While most expected Hammon to transition to a TV gig, or joining Stars coach Dan Hughes on the sidelines, Hammon instead makes one of the most impressive moves of her career – a crossover off the court.
If there was a glass ceiling in the NBA, Hammon just crushed what was left after Lisa Boyer served as a volunteer assistant for the Cleveland Cavaliers years ago.
The 5-6 guard from South Dakota, who was told she could be an All-American, then passed over twice professionally before becoming one the top guards in WNBA history, didn’t take the safe route at all. But she really never has.
A transition from playing to coaching isn’t always a natural one. As one former Popovich disciple looks to give it a go in a head coaching position in the Bay Area next season, Popovich gains his next pupil from the other San Antonio locker room.
But if you ask Hammon’s teammates and coaches, she’s already a coach.
“It’s amazing. She’s just great on and off the court. She’s taken me under her wing and, just little things that she does that I don’t even think she realizes that just makes you feel more comfortable,” Stars rookie Kayla McBride said.
“Oh, I absolutely see her as a coach. I think just with being in practice with her. The way she directs and how she talks to players like myself, it’s like a coach,” McBride added. “We have a coach with us on the floor at all times Becky, so it’s good to have her, especially as a rookie, because she knows where everyone’s supposed to be and how things work. I think she’s really smart, has a great basketball IQ.”
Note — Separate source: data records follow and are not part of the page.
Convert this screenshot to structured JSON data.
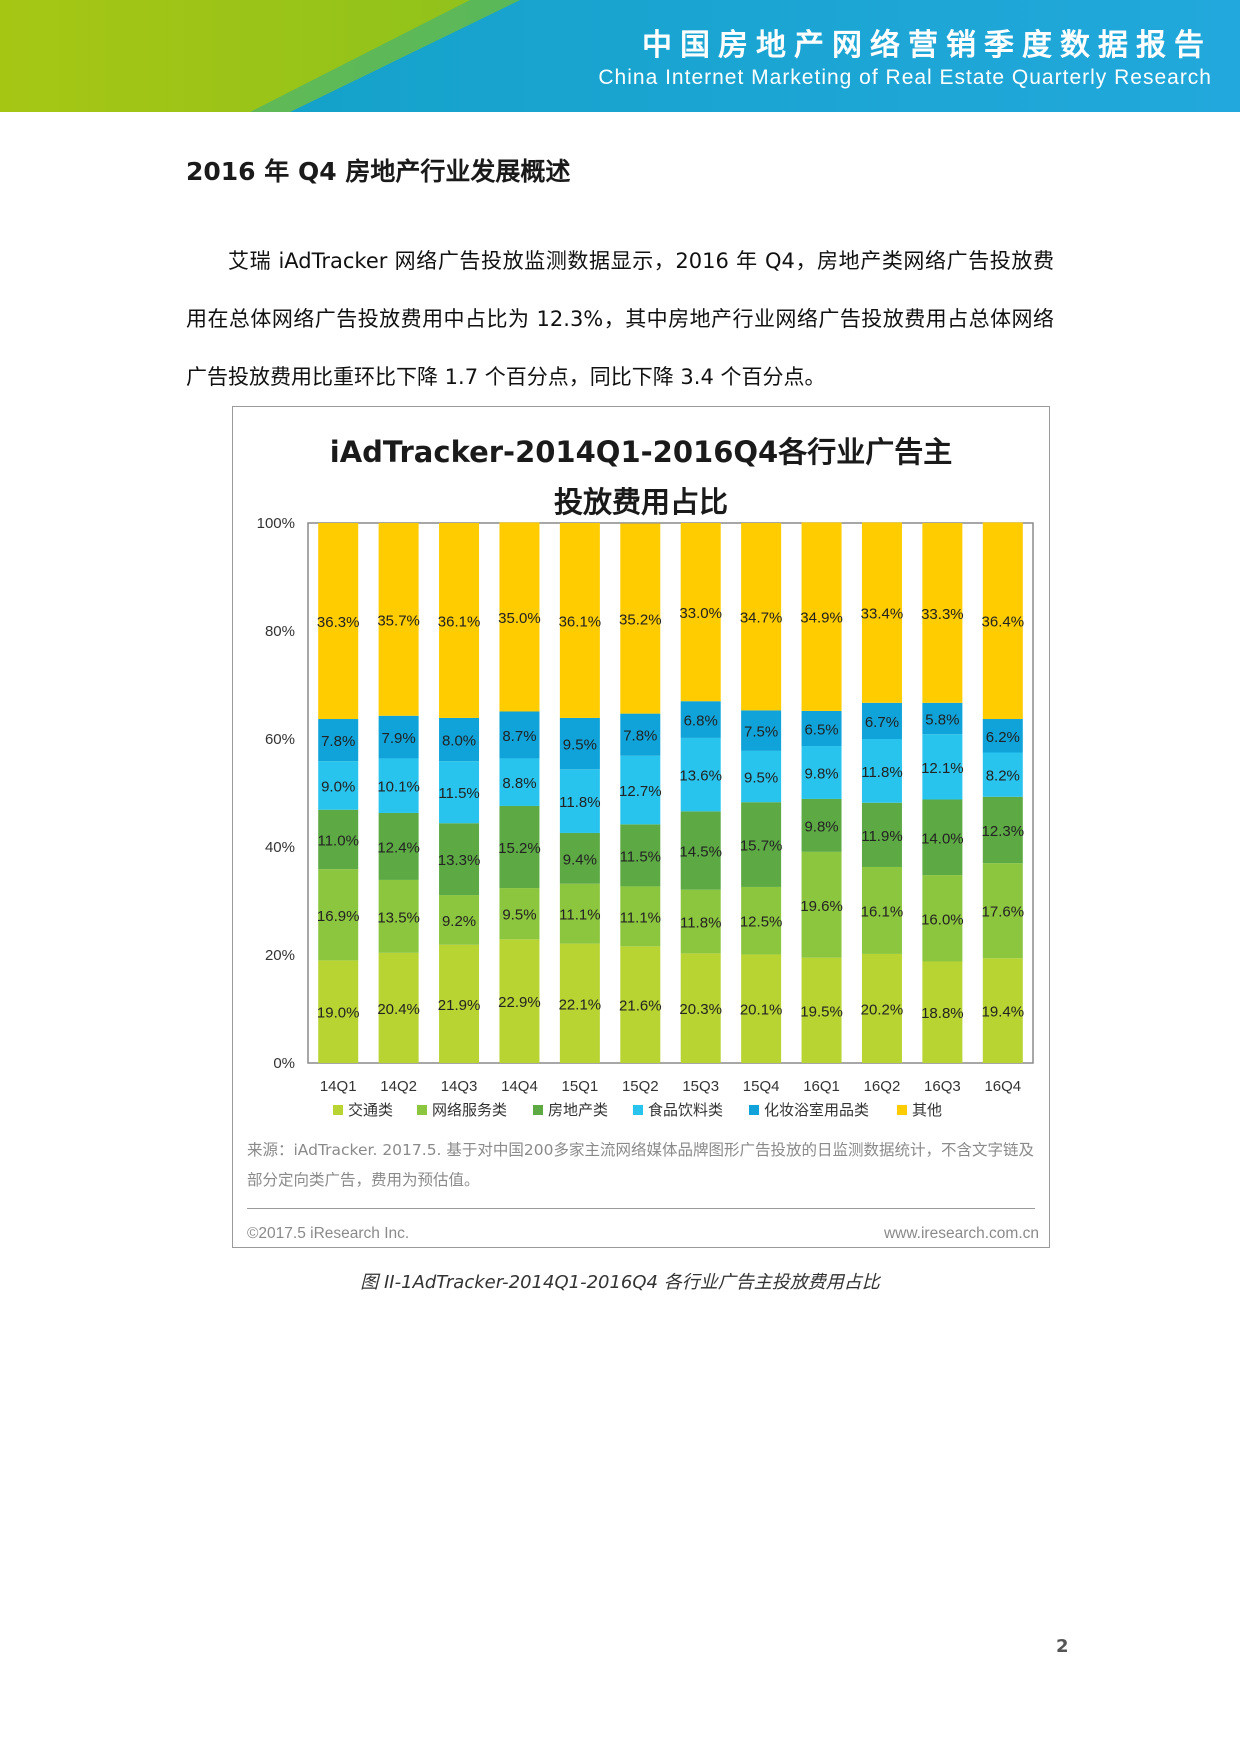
{
  "header": {
    "title": "中国房地产网络营销季度数据报告",
    "subtitle": "China Internet Marketing of Real Estate Quarterly Research",
    "colors": {
      "green": "#a6c614",
      "blue": "#1aa3d8"
    }
  },
  "section": {
    "title": "2016 年 Q4 房地产行业发展概述",
    "paragraph": "艾瑞 iAdTracker 网络广告投放监测数据显示，2016 年 Q4，房地产类网络广告投放费用在总体网络广告投放费用中占比为 12.3%，其中房地产行业网络广告投放费用占总体网络广告投放费用比重环比下降 1.7 个百分点，同比下降 3.4 个百分点。"
  },
  "figure": {
    "source": "来源：iAdTracker. 2017.5. 基于对中国200多家主流网络媒体品牌图形广告投放的日监测数据统计，不含文字链及部分定向类广告，费用为预估值。",
    "copyright": "©2017.5 iResearch Inc.",
    "website": "www.iresearch.com.cn",
    "caption": "图 II-1AdTracker-2014Q1-2016Q4 各行业广告主投放费用占比"
  },
  "chart_data": {
    "type": "bar",
    "stacked": true,
    "percent": true,
    "title_line1": "iAdTracker-2014Q1-2016Q4各行业广告主",
    "title_line2": "投放费用占比",
    "categories": [
      "14Q1",
      "14Q2",
      "14Q3",
      "14Q4",
      "15Q1",
      "15Q2",
      "15Q3",
      "15Q4",
      "16Q1",
      "16Q2",
      "16Q3",
      "16Q4"
    ],
    "ylim": [
      0,
      100
    ],
    "yticks": [
      "0%",
      "20%",
      "40%",
      "60%",
      "80%",
      "100%"
    ],
    "legend_position": "bottom",
    "grid": false,
    "series": [
      {
        "name": "交通类",
        "color": "#b8d433",
        "values": [
          19.0,
          20.4,
          21.9,
          22.9,
          22.1,
          21.6,
          20.3,
          20.1,
          19.5,
          20.2,
          18.8,
          19.4
        ],
        "labels": [
          "19.0%",
          "20.4%",
          "21.9%",
          "22.9%",
          "22.1%",
          "21.6%",
          "20.3%",
          "20.1%",
          "19.5%",
          "20.2%",
          "18.8%",
          "19.4%"
        ]
      },
      {
        "name": "网络服务类",
        "color": "#8cc63f",
        "values": [
          16.9,
          13.5,
          9.2,
          9.5,
          11.1,
          11.1,
          11.8,
          12.5,
          19.6,
          16.1,
          16.0,
          17.6
        ],
        "labels": [
          "16.9%",
          "13.5%",
          "9.2%",
          "9.5%",
          "11.1%",
          "11.1%",
          "11.8%",
          "12.5%",
          "19.6%",
          "16.1%",
          "16.0%",
          "17.6%"
        ]
      },
      {
        "name": "房地产类",
        "color": "#5daa45",
        "values": [
          11.0,
          12.4,
          13.3,
          15.2,
          9.4,
          11.5,
          14.5,
          15.7,
          9.8,
          11.9,
          14.0,
          12.3
        ],
        "labels": [
          "11.0%",
          "12.4%",
          "13.3%",
          "15.2%",
          "9.4%",
          "11.5%",
          "14.5%",
          "15.7%",
          "9.8%",
          "11.9%",
          "14.0%",
          "12.3%"
        ]
      },
      {
        "name": "食品饮料类",
        "color": "#29c4ee",
        "values": [
          9.0,
          10.1,
          11.5,
          8.8,
          11.8,
          12.7,
          13.6,
          9.5,
          9.8,
          11.8,
          12.1,
          8.2
        ],
        "labels": [
          "9.0%",
          "10.1%",
          "11.5%",
          "8.8%",
          "11.8%",
          "12.7%",
          "13.6%",
          "9.5%",
          "9.8%",
          "11.8%",
          "12.1%",
          "8.2%"
        ]
      },
      {
        "name": "化妆浴室用品类",
        "color": "#0fa3da",
        "values": [
          7.8,
          7.9,
          8.0,
          8.7,
          9.5,
          7.8,
          6.8,
          7.5,
          6.5,
          6.7,
          5.8,
          6.2
        ],
        "labels": [
          "7.8%",
          "7.9%",
          "8.0%",
          "8.7%",
          "9.5%",
          "7.8%",
          "6.8%",
          "7.5%",
          "6.5%",
          "6.7%",
          "5.8%",
          "6.2%"
        ]
      },
      {
        "name": "其他",
        "color": "#ffcc00",
        "values": [
          36.3,
          35.7,
          36.1,
          35.0,
          36.1,
          35.2,
          33.0,
          34.7,
          34.9,
          33.4,
          33.3,
          36.4
        ],
        "labels": [
          "36.3%",
          "35.7%",
          "36.1%",
          "35.0%",
          "36.1%",
          "35.2%",
          "33.0%",
          "34.7%",
          "34.9%",
          "33.4%",
          "33.3%",
          "36.4%"
        ]
      }
    ]
  },
  "page_number": "2"
}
Aside from knowing the game as well as she does, Hammon has also proven to be a natural leader.
“Becky’s our coach on the floor, on and off the floor,” Stars forward Danielle Adams said. “She knows the spots, the position and where everyone should be, She’s a great leader for us.”
While fans will get a chance to see Hammon’s grace on the floor tomorrow night, they’ll also see a little of what Popovich sees in her.
Stars coach Dan Hughes is considered one of the top coaches in the game, but in true Pop fashion, detracts any attention away from himself, especially when talking about his star point guard for the last seven years.
“I think the thing that Becky brings to your team is, well players make us coaches look good. I get a lot of credit,” Hughes said. “From the time I was coaching at 22, I remember people would pull me aside and said, ‘wow you did this.’ Well you know what, I didn’t do that. All I did was make sure the player was in the right position, and that’s what Becky does.”
Point guards are often referred to as an extension of the coach on the floor. That couldn’t be truer in this case. Hammon will be out there directing traffic on offense and defense, directing players to spots on the floor for proper spacing, call out defensive assignments, and essentially, be the cog that makes the machine work, whether she has the basketball or not, as Hughes says best.
“Becky kind of makes things work. She’s a veteran and can understand not only her position, but the totality of what we’re doing and she can communicate on the floor in a way that provides understanding,” Hughes said. “That’s what great players do. They empower others, and Becky empowers others, whether it be with the pace or whether it be with the organization, or spacing or patience, or toughness, that’s what she does.”
Hammon spoke to the challenges of her transition to becoming an NBA assistant coach during a conference call recently, saying it was a tremendous challenge with tremendous responsibility.
The early consensus appears that she will be as comfortable in a pantsuit as she has been in a jersey and shorts. Replacing a basketball for a grease board hasn’t always been an easy transition for professional players, but as you’ll see tomorrow night, Hammon’s been running teams for 16 years.